Blowfish and Donkeys
Updated: Mar 21, 2022
After a long day at the factory, we headed into the city & with a quick stop to check in at our hotel we were off to dinner. When we walk into restaurant the host leads us into a room that looks like a cross between a buffet and an exotic aquarium. David tells me that it’s my turn to pick out dinner and sends me around the room to figure out what’s what and how much of it we want. I should note at this point that at every meal we have had enough food for a group twice our size. I don’t even know where to start with the ordering, much less where to stop. Winnie senses my state of bewilderment and jumps in to help. “You must try that one in that tank. It is a blowfish.” O.K. blowfish it is. Now I just have to figure out what goes with blowfish. Apparently gigantic stone crabs, a whole duck, some unidentified pork parts, some dumplings, and several kinds of vegetables are needed to round out the meal… and some soup thrown in for good measure.
In most Chinese restaurants there are a number of private rooms. This is normally where we find ourselves for dinner and tonight is no exception. It’s nice to have the privacy, but I kind of like the people watching aspect of being out on the town, so it’s a bit of a give and take.
David is in a very good mood tonight after all that we accomplished today, and decides that we should order some wine. But what do you drink with blowfish and duck? I soon find out that this is a bit of a trick question due to the fact that in China wine translates as liquor. We end up with some 90 proof hooch that burns a bit more than the Petit Verdot you might have been thinking of.
Within 15 minutes we’ve had three shots and Nick is mostly drunk. David and Winnie have a fair amount of fun at his expense, and nobody feels it’s appropriate to fill me on what’s so funny. So what do I do? I start snacking on the complimentary appetizers that the chef has sent up to us. “What’s this?” I ask Winnie in between jokes. “It is donkey… you know donkey?” Shit. Yes I know donkey. I just didn’t know it was edible (barely by the way). I smile my way through another bite and wash it down with 3 ounces of Chinese fire water. Lesson learned. Ask first or don’t ask.
The rest of the meal flows by smoothly with David and Nick taking turns teaching me inaccurate Chinese lessons, and Winnie warning me that “What they say does not mean really what they say it means.” The blowfish by the way is delicious, but the skin has an exceptionally odd texture that is honestly exactly what you would expect to feel if you looked at a fully inflated blowfish and thought about eating it.
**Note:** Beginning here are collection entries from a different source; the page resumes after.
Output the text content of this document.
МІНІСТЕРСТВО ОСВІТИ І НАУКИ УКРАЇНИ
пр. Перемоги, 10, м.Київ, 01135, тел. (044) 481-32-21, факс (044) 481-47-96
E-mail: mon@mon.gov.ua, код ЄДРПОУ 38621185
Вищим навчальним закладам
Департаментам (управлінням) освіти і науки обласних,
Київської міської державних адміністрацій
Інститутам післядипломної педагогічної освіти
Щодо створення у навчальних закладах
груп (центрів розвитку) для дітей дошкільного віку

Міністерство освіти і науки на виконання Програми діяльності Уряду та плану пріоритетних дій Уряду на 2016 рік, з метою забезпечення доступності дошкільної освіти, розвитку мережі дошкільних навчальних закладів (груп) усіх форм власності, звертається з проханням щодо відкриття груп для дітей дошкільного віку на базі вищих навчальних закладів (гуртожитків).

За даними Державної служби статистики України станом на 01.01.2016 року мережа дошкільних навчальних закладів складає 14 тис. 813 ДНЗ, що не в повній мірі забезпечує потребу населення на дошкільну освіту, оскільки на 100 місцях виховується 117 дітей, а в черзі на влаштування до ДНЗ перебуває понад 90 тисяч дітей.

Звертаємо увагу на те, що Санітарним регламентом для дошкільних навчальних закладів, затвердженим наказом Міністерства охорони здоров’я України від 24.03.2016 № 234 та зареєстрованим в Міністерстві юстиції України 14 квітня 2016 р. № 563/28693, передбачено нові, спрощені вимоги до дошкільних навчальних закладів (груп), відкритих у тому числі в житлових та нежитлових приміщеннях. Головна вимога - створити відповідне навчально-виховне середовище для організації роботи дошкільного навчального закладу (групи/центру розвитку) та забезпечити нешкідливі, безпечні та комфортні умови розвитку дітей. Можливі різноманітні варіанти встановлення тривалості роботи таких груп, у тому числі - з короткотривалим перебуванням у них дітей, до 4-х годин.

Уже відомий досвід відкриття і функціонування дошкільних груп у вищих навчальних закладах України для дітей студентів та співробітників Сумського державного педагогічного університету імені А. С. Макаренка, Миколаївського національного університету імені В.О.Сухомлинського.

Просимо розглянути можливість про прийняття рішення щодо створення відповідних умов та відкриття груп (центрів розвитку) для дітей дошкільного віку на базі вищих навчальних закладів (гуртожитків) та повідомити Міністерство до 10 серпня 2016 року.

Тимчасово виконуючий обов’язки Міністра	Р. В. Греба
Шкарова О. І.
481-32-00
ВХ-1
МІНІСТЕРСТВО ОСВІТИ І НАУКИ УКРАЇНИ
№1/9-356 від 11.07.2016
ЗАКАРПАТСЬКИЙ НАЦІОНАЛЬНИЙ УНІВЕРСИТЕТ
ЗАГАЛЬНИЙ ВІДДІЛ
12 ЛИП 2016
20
By the time dinner is over the bottle of “wine” is empty, and we are headed out for another adventure. This time instead of going to the bar we are headed to get an authentic Chinese Foot Massage. Score one for the good guys.
I have no idea what to expect from this experience, except that it’s bound to be a good thing. We get set up in yet another private room with super fancy Chinese Barcaloungers and promptly have our bare feet in tubs of hot water and pretty Chinese girls bringing us little plates of sunflower seeds and tiny cups of tea. So far so good.
Eventually the massage team comes in and gets to work beating the ever-living crap out of us starting with the soles of our feet and finishing with a full body percussion jam that would have impressed John Bonham. At one point they actually brought out rubber mallets and started beating us with them. Now, I don’t want to give you the impression that this was a miserable experience by any stretch of the imagination. Despite the fact that I had to hold back a couple of screams, and couldn’t help but flinch a few times, this was actually a treat. By the time they left us there with heated bags of beans behind our heads, I felt more relaxed than I have in quite a while.
However, I was not quite as relaxed as Nick who fell asleep about 15 minutes into the massage and caused quite a bit of laughter from the whole group of us as he snored through a fair amount of abuse. At a couple of points I was pretty sure that the girl working him over was digging in extra hard just to see if she could wake him up… which she couldn’t. Needless to say, by the time we shook Nick awake, it was time to head back to the hotel for a solid night’s sleep with another busy day looming ahead.